Pakistan: Socialists protest against terrorism and government complicity

March 20, 2015
Issue 
Islamabad, March 17. Photo: Awami Workers Party/Facebook.

The Awami Workers Party held a protest in Islamabad on March 17 against the Pakistani establishment's response to recent terrorist attacks.

The establishment's response has been a mixture of inaction, misdirected repression, collusion with terrorists and promotion of their communalist and religious fundamentalist ideology.

The protest follows the bombing of two churches in the Christian-majority Youhanabad area of Lahore on March 15, in which 16 people were killed and more than 70 injured. Following the bombings, members of “the Christian community took to the streets,” socialist journalist Hashim bin Rashid wrote in the March 19 News International.

“They burnt a couple of metro bus stations, blocked major roads in Lahore and managed to stop Prime Minister Nawaz Sharif from inaugurating the Faisalabad-Multan motorway. During the protests, a group of protesters also tragically lynched two men who had been arrested by police as ‘suspects’.”

The two men burnt to death by the Christian protesters turned out to be innocent.

The media used the lynchings to portray the protests as a worse outrage than the terrorist attacks that had provoked them. “Someone must ask the interior minister why the two men were in police custody in the first place if they were innocent,” Hashim wrote.

“The short answer is that the Punjab police has been happy to target any Pakhtun-looking man found in the vicinity of a terrorist attack on suspicion as a means of satisfying their superiors and the media that ‘progress’ has been made. Usually, the bearded men arrested have nothing to do with the said incident.

“This racism against Pakhtun and Afghan migrants across Pakistan and, specifically, in Lahore has been documented by a number of news reports.”

Hashim questioned the media-fuelled outrage: “Where was their public anger when the Christian community in Gojra was brutally attacked in 2009? Where were they when 120 Christians were killed when a church in Peshawar was bombed in 2013? More specifically, since the outrage claims public lynching is worse than terrorism, where was all this anger when a Christian couple were lynched and burnt alive four months ago in district Kasur?

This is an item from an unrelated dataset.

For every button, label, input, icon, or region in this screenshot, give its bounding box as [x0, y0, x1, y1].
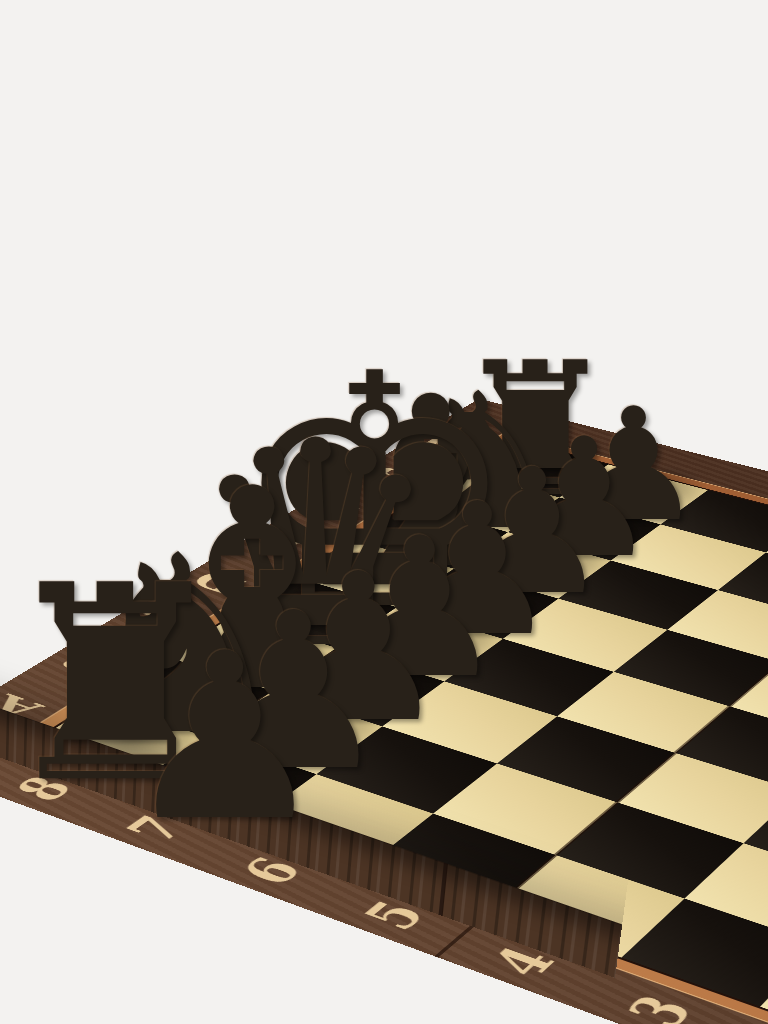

“It is clear to the Christian community that no mainstream Pakistani is going to stand up for them. This is why their decision to stand up and protest against their institutionalised political and social suppression is a welcome step.”

At the Islamabad action, protestors raised slogans against the government, the military establishment, the religious right and political parties involved in terrorism.

Explaining the AWP’s position on the matter, AWP Punjab president Aasim Sajjad Akhtar said that after the December 16 Peshawar school massacre, sweeping powers were given to the military establishment under the pretext of defeating terrorism. Yet terror attacks continued unabated three months after the attack. He said the unending spiral of violence demonstrated that summary executions and military courts were no lasting solution to the problem of terrorism.

The lifting of a moratorium on capital punishment in response to the Peshawar attack has led to a spate of hangings of prisoners on charges unrelated to terrorism. Between March 17 and 19, 25 prisoners were hanged. March 19 was set as the execution date of Shafqat Hussain, who was 14 when he was tortured into confessing to a murder he did not commit. After pressure from civil society activists, he has been granted a temporary reprieve.

“Even as tortured minors like Shafqat Hussain are being slated for execution under the new ‘anti-terror’ measures, the known killers of sectarian terror groups … continue to roam free because of their closeness and usefulness to the government and establishment,” a March 16 AWP statement said.

Akhtar told the Islamabad protest that it was the very foreign and security policies crafted by the establishment that had resulted in violence, sectarianism and increasing attacks on the weakest segments of the country’s population, including religious minorities.

National Students Federation leader Alia Amirali said terrorists are recruiting from among the millions of young people in the country who are being deprived of education, health, and gainful employment because of the ruling elite’s anti-people policies.